Plagued by bird strikes, Pearson has turned to nature for help. To clear nuisance birds off the premises, Falcon Environmental Services patrols with a team of trained raptors: a peregrine falcon, a gyrfalcon and a harrier hawk. The falcons are fed by handlers and actually don't have to kill-much. Just the sight of these surprisingly small, elegant birds cruising around the airfield is usually enough to make nervous pigeons and geese hit the road.

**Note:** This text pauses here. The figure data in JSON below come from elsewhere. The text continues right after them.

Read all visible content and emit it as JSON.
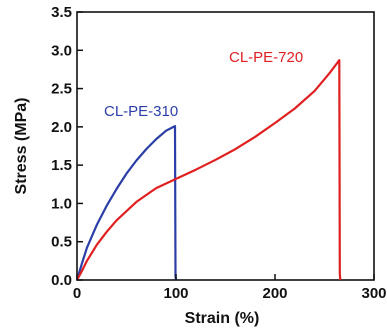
{
  "chart_data": {
    "type": "line",
    "xlabel": "Strain (%)",
    "ylabel": "Stress (MPa)",
    "xlim": [
      0,
      300
    ],
    "ylim": [
      0,
      3.5
    ],
    "xticks": [
      0,
      100,
      200,
      300
    ],
    "yticks": [
      0.0,
      0.5,
      1.0,
      1.5,
      2.0,
      2.5,
      3.0,
      3.5
    ],
    "xtick_labels": [
      "0",
      "100",
      "200",
      "300"
    ],
    "ytick_labels": [
      "0.0",
      "0.5",
      "1.0",
      "1.5",
      "2.0",
      "2.5",
      "3.0",
      "3.5"
    ],
    "grid": false,
    "series": [
      {
        "name": "CL-PE-310",
        "color": "#2b3ea8",
        "x": [
          0,
          5,
          10,
          20,
          30,
          40,
          50,
          60,
          70,
          80,
          90,
          99,
          99.5,
          100
        ],
        "y": [
          0,
          0.22,
          0.42,
          0.72,
          0.97,
          1.19,
          1.39,
          1.56,
          1.71,
          1.84,
          1.95,
          2.01,
          0.05,
          0.0
        ]
      },
      {
        "name": "CL-PE-720",
        "color": "#e02020",
        "x": [
          0,
          5,
          10,
          20,
          30,
          40,
          60,
          80,
          100,
          120,
          140,
          160,
          180,
          200,
          220,
          240,
          255,
          265,
          265.5,
          266
        ],
        "y": [
          0,
          0.12,
          0.25,
          0.46,
          0.63,
          0.78,
          1.02,
          1.2,
          1.32,
          1.44,
          1.57,
          1.71,
          1.87,
          2.05,
          2.24,
          2.47,
          2.7,
          2.87,
          0.08,
          0.0
        ]
      }
    ]
  }
}
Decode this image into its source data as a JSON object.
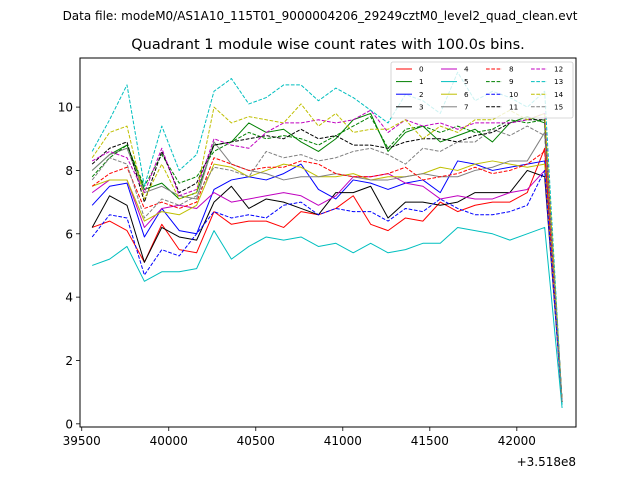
{
  "figure": {
    "suptitle": "Data file: modeM0/AS1A10_115T01_9000004206_29249cztM0_level2_quad_clean.evt"
  },
  "chart_data": {
    "type": "line",
    "title": "Quadrant 1 module wise count rates with 100.0s bins.",
    "xlabel": "",
    "ylabel": "",
    "x_offset_label": "+3.518e8",
    "xlim": [
      39490,
      42340
    ],
    "ylim": [
      -0.1,
      11.55
    ],
    "xticks": [
      39500,
      40000,
      40500,
      41000,
      41500,
      42000
    ],
    "yticks": [
      0,
      2,
      4,
      6,
      8,
      10
    ],
    "legend_position": "top-right",
    "legend_columns": 4,
    "x": [
      39560,
      39660,
      39760,
      39860,
      39960,
      40060,
      40160,
      40260,
      40360,
      40460,
      40560,
      40660,
      40760,
      40860,
      40960,
      41060,
      41160,
      41260,
      41360,
      41460,
      41560,
      41660,
      41760,
      41860,
      41960,
      42060,
      42160,
      42260
    ],
    "series": [
      {
        "name": "0",
        "color": "#ff0000",
        "dash": "solid",
        "values": [
          6.2,
          6.4,
          6.1,
          5.1,
          6.3,
          5.5,
          5.4,
          6.7,
          6.3,
          6.4,
          6.4,
          6.2,
          6.7,
          6.6,
          6.8,
          7.2,
          6.3,
          6.1,
          6.5,
          6.4,
          7.0,
          6.7,
          6.9,
          7.0,
          7.0,
          7.3,
          8.7,
          0.7
        ]
      },
      {
        "name": "1",
        "color": "#008000",
        "dash": "solid",
        "values": [
          8.0,
          8.5,
          8.8,
          7.4,
          7.6,
          7.1,
          7.3,
          8.8,
          8.9,
          9.5,
          9.2,
          9.3,
          8.9,
          8.6,
          9.0,
          9.6,
          9.8,
          8.6,
          9.2,
          9.4,
          8.9,
          9.1,
          9.3,
          8.9,
          9.5,
          9.7,
          9.5,
          0.7
        ]
      },
      {
        "name": "2",
        "color": "#0000ff",
        "dash": "solid",
        "values": [
          6.9,
          7.5,
          7.6,
          5.9,
          6.8,
          6.1,
          6.0,
          7.4,
          7.7,
          7.8,
          7.7,
          7.9,
          8.2,
          7.4,
          7.1,
          7.7,
          7.6,
          7.4,
          7.6,
          7.7,
          7.3,
          8.3,
          8.2,
          8.0,
          8.1,
          8.2,
          8.3,
          0.7
        ]
      },
      {
        "name": "3",
        "color": "#000000",
        "dash": "solid",
        "values": [
          6.2,
          7.2,
          6.9,
          5.1,
          6.2,
          5.9,
          5.8,
          7.0,
          7.5,
          6.8,
          7.1,
          7.0,
          6.8,
          6.6,
          7.3,
          7.3,
          7.5,
          6.5,
          7.0,
          7.0,
          6.9,
          7.0,
          7.3,
          7.3,
          7.3,
          8.0,
          7.8,
          0.7
        ]
      },
      {
        "name": "4",
        "color": "#c000c0",
        "dash": "solid",
        "values": [
          7.3,
          7.7,
          7.7,
          6.2,
          6.8,
          6.9,
          6.8,
          7.3,
          7.0,
          7.1,
          7.2,
          7.3,
          7.2,
          6.9,
          7.2,
          7.8,
          7.8,
          7.9,
          7.6,
          7.5,
          7.1,
          7.2,
          7.1,
          7.1,
          7.3,
          7.4,
          8.0,
          0.7
        ]
      },
      {
        "name": "5",
        "color": "#00bfbf",
        "dash": "solid",
        "values": [
          5.0,
          5.2,
          5.6,
          4.5,
          4.8,
          4.8,
          4.9,
          6.1,
          5.2,
          5.6,
          5.9,
          5.8,
          5.9,
          5.6,
          5.7,
          5.4,
          5.7,
          5.4,
          5.5,
          5.7,
          5.7,
          6.2,
          6.1,
          6.0,
          5.8,
          6.0,
          6.2,
          0.5
        ]
      },
      {
        "name": "6",
        "color": "#bfbf00",
        "dash": "solid",
        "values": [
          7.5,
          7.7,
          7.7,
          6.4,
          6.7,
          6.6,
          6.9,
          8.2,
          8.1,
          7.8,
          8.0,
          8.2,
          8.1,
          7.8,
          7.8,
          7.9,
          7.7,
          7.8,
          7.8,
          7.9,
          8.1,
          8.0,
          8.2,
          8.3,
          8.2,
          8.1,
          8.2,
          0.7
        ]
      },
      {
        "name": "7",
        "color": "#808080",
        "dash": "solid",
        "values": [
          8.0,
          8.5,
          8.7,
          7.3,
          7.5,
          7.2,
          7.1,
          8.9,
          8.2,
          8.0,
          7.9,
          7.7,
          7.8,
          7.8,
          7.9,
          7.8,
          7.7,
          7.7,
          7.8,
          7.9,
          7.8,
          7.8,
          8.0,
          8.1,
          8.3,
          8.3,
          9.2,
          0.7
        ]
      },
      {
        "name": "8",
        "color": "#ff0000",
        "dash": "dashed",
        "values": [
          7.5,
          7.9,
          8.1,
          6.8,
          7.0,
          6.8,
          7.0,
          8.4,
          8.2,
          8.0,
          8.1,
          8.1,
          8.3,
          8.2,
          7.9,
          7.8,
          7.8,
          7.9,
          8.1,
          7.7,
          7.8,
          7.9,
          8.1,
          7.9,
          8.0,
          8.2,
          8.6,
          0.7
        ]
      },
      {
        "name": "9",
        "color": "#008000",
        "dash": "dashed",
        "values": [
          7.8,
          8.4,
          8.8,
          7.5,
          8.5,
          7.6,
          7.8,
          8.6,
          8.9,
          9.2,
          9.0,
          9.1,
          9.0,
          8.8,
          9.1,
          9.4,
          9.7,
          8.7,
          9.3,
          9.4,
          9.2,
          9.4,
          9.2,
          9.3,
          9.6,
          9.5,
          9.6,
          0.7
        ]
      },
      {
        "name": "10",
        "color": "#0000ff",
        "dash": "dashed",
        "values": [
          5.9,
          6.6,
          6.5,
          4.7,
          5.5,
          5.3,
          6.0,
          6.7,
          6.5,
          6.6,
          6.5,
          6.9,
          7.0,
          6.6,
          6.8,
          6.7,
          6.7,
          6.4,
          6.8,
          6.7,
          7.1,
          6.8,
          6.6,
          6.6,
          6.7,
          6.9,
          8.0,
          0.7
        ]
      },
      {
        "name": "11",
        "color": "#000000",
        "dash": "dashed",
        "values": [
          8.2,
          8.7,
          8.9,
          7.0,
          8.6,
          7.3,
          7.6,
          8.8,
          8.9,
          9.0,
          9.1,
          9.0,
          9.3,
          9.0,
          9.1,
          8.8,
          8.8,
          8.7,
          8.9,
          9.0,
          9.0,
          8.9,
          9.1,
          9.2,
          9.5,
          9.6,
          9.6,
          0.7
        ]
      },
      {
        "name": "12",
        "color": "#c000c0",
        "dash": "dashed",
        "values": [
          8.3,
          8.6,
          8.4,
          7.3,
          8.7,
          7.2,
          7.4,
          9.0,
          8.8,
          8.7,
          9.2,
          9.5,
          9.5,
          9.6,
          9.5,
          9.6,
          9.9,
          9.2,
          9.6,
          9.4,
          9.5,
          9.3,
          9.5,
          9.5,
          9.5,
          9.6,
          9.8,
          0.7
        ]
      },
      {
        "name": "13",
        "color": "#00bfbf",
        "dash": "dashed",
        "values": [
          8.6,
          9.6,
          10.7,
          7.5,
          9.4,
          8.0,
          8.5,
          10.5,
          10.9,
          10.1,
          10.3,
          10.7,
          10.7,
          10.2,
          10.6,
          10.3,
          9.9,
          9.5,
          10.4,
          10.2,
          9.8,
          11.1,
          10.2,
          10.5,
          10.3,
          10.0,
          10.5,
          0.6
        ]
      },
      {
        "name": "14",
        "color": "#bfbf00",
        "dash": "dashed",
        "values": [
          8.4,
          9.2,
          9.4,
          7.1,
          8.2,
          7.1,
          7.3,
          10.0,
          9.5,
          9.7,
          9.6,
          9.5,
          10.1,
          9.4,
          9.8,
          9.2,
          9.3,
          9.3,
          9.6,
          9.0,
          9.4,
          9.2,
          9.6,
          9.6,
          9.9,
          9.6,
          9.8,
          0.7
        ]
      },
      {
        "name": "15",
        "color": "#808080",
        "dash": "dashed",
        "values": [
          7.7,
          8.4,
          8.2,
          6.5,
          7.1,
          6.9,
          7.2,
          8.1,
          8.0,
          7.8,
          8.6,
          8.4,
          8.5,
          8.3,
          8.4,
          8.6,
          8.7,
          8.5,
          8.2,
          8.7,
          8.6,
          8.9,
          8.9,
          9.3,
          9.1,
          9.4,
          9.1,
          0.7
        ]
      }
    ]
  }
}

The airport is also actively encouraging wild peregrines to breed, by providing a "breeding box" on top of the GTAA headquarters. The peregrine is the F-18 of raptors, capable of dropping out of the sky onto their prey at over 350 km per hour. Judging by the carcasses in the breeding box, the peregrines are even more relentless assassins than the trained hit squad. It's a plane! A bird!
First reported bird strike: 1908

Pilot: Orville Wright

First reported bird strike fatality: 1912

Culprit: seagull

Muzzle velocity of a (dead) chicken fired from a specialized chicken cannon commonly used to test aircraft windshields: Mach 1 (1,220 km/h) The Plane Facts

Busiest months at Pearson: July and August

Slowest month: December

Busiest weekday: Saturday

Slowest weekday: Wednesday

You always take off and land into the wind. Wind direction determines which runway you land on or take off from, and in which direction

Prevailing winds mean that Pearson's two east-west runways are used the most

In 1995, it took an hour and a half to clear snow from a runway. Today it takes 19 minutes

GTAA headquarters are in the original Wardair building. Its atrium roof was designed to support Max Ward's old Gypsy Moth, suspended from the ceiling

Total projected building cost for the airport development project: $4.415 billion. Pearson's architects are Airport Architects Canada, a joint venture of Skidmore, Owings & Merrill, LLP, Moshe Safdie Associates and Adamson Associates Aviation Interfaith Ministry
A prayer for the flying
Two years ago, on a transatlantic flight from England to Toronto, an elderly woman quietly died. The flight attendants realized something was terribly wrong, and both the woman and her husband were moved to an unoccupied section of first class. Then they radioed ahead to Reverend Philip Philips, who runs the airport ministry at Pearson. When they landed, someone was going to have to console the man, and this was a job that called for a professional.

Since 1978, Philips's Aviation Interfaith Ministry has calmed the anxious, comforted the sick, and blessed the faithful en route to holidays and pilgrimages-or, in some cases, their final reward.

A former Indian Army chaplain, Philips is the ministry's founder. The chapel is ecumenical Christian, staffed by four Baptists, four Catholic priests and a deacon, who provide scheduled services and masses to approximately 60 people a day in all three terminals.

Though its focus is Christian, the main chapel in Terminal 2 has an interfaith room set up with Muslim prayer rugs, a copy of the Koran and a marker indicating the direction of Mecca, as well as Jewish prayer shawls and copies of the Torah. (Terminal New will provide similar, expanded facilities.) Philips has also been called on to find a Buddhist priest on short notice for the family of a Japanese woman who died of a heart attack on board her plane. Such occurrences, he notes ruefully, are not uncommon.

The ministry has expanded over the years, establishing branches at Vancouver, Halifax, Winnipeg, Calgary, Montreal and Thunder Bay-flying just seems to bring people closer to God.

It's a fact neatly captured by a banner Philips hung in his headquarters at Pearson. It depicts a diving passenger jet buffeted by black clouds and lightning. It reads "God Is Our Shelter in Times of Storm."